Percent retention values reported in the current study are of a single trial administration of the Craft story and copy of the Benson figure, two tasks with prior experimental use but relatively limited psychometric study to date. As such, direct comparisons to previous psychometric studies of these instruments are unavailable. With that caveat in mind, the RBANS, which also includes a figure copy and short story memory (albeit with two administrations of the story), provides an illustrative comparison (Schoenberg et al., 2008). In that study, the authors describe average percent retention of the RBANS figure of 70%–79% in the 65–75-year age group down to 61%–75% in the 80–94-year age group. The present study revealed retention of 75% of the Benson figure at delay, which appears broadly consistent with the RBANS findings. Because the RBANS story is read to participants twice, percent retention is not directly reported; the reported values are the delayed recall raw score divided by the sum of the two immediate recall trials. This calculation lead to a mean story retention value of 0.50 (SD = .15). Extrapolating, this finding suggests that mean story retention rates in percentage form would range between 70% and 100% in the majority of participants (−1 SD to an artificial cap of 100% as used in this article). Thus, the currently reported retention rate of 87% for the single administration of the craft story seems within the range of expectation as well. The potential of percent retention scores to better capture the type of memory difficulty present in clinical populations is highlighted in our DLB/AD sample, where individuals with DLB who had impaired scores more frequently showed normal percent retention, suggesting that difficulties with encoding of new information may artificially lower memory scores in some of these patients. More work is needed to determine the neuroanatomical and clinical significance of using retention versus free recall scores though.

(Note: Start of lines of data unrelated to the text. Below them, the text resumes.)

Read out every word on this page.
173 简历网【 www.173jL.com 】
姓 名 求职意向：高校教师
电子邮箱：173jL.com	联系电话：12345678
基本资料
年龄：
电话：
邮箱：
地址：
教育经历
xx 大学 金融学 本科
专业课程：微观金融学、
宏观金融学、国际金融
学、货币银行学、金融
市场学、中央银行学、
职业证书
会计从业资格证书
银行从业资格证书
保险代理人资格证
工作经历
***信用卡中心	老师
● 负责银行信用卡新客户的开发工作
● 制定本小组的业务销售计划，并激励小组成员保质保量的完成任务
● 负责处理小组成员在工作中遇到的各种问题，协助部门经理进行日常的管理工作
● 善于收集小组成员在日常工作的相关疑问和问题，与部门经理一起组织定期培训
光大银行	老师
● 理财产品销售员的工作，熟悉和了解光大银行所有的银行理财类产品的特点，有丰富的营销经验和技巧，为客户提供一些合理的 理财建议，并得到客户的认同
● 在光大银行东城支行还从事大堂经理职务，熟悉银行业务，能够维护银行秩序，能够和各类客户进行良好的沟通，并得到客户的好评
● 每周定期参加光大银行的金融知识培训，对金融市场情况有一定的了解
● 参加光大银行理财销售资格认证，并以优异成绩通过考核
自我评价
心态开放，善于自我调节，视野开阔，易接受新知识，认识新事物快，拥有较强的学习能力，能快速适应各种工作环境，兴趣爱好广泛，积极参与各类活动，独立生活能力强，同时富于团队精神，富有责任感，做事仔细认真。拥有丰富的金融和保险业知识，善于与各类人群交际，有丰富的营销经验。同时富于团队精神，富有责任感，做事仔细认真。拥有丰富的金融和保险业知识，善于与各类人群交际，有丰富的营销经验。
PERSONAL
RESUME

Verbal and visual memory discrepancies are now commonly reported in batteries, such as the Wechsler Memory Scale and Memory Assessment Scale (Wechsler, 1984; Williams, 1991). However, detailed descriptions of the magnitude of discrepancy or nonnormatively corrected values are lacking. That being said, in the current study, it seems that overall percent retention of the crafty story (87.47%, SD = 18.26) was greater than overall percent retention of the Benson figure (73.6%, SD = 13.87). Whether this difference represents a discrepancy in difficulty of the stimuli, the influence of greater top–down control demands of figure copy (Possin et al., 2011) or the impact of other variables remains to be explored. In the past, abnormal visual/verbal discrepancies have been found in individuals with neurodegenerative disease, such as AD (Murayama et al., 2016), and future work will be needed to determine the utility of this observed score in cases of lateralized cerebral dysfunction. However, our results in the DLB versus AD sample reveal that individuals with DLB do have a harder time retaining the Benson figure relative to verbal memory, consistent with an underlying visual disturbance in most cases of DLB.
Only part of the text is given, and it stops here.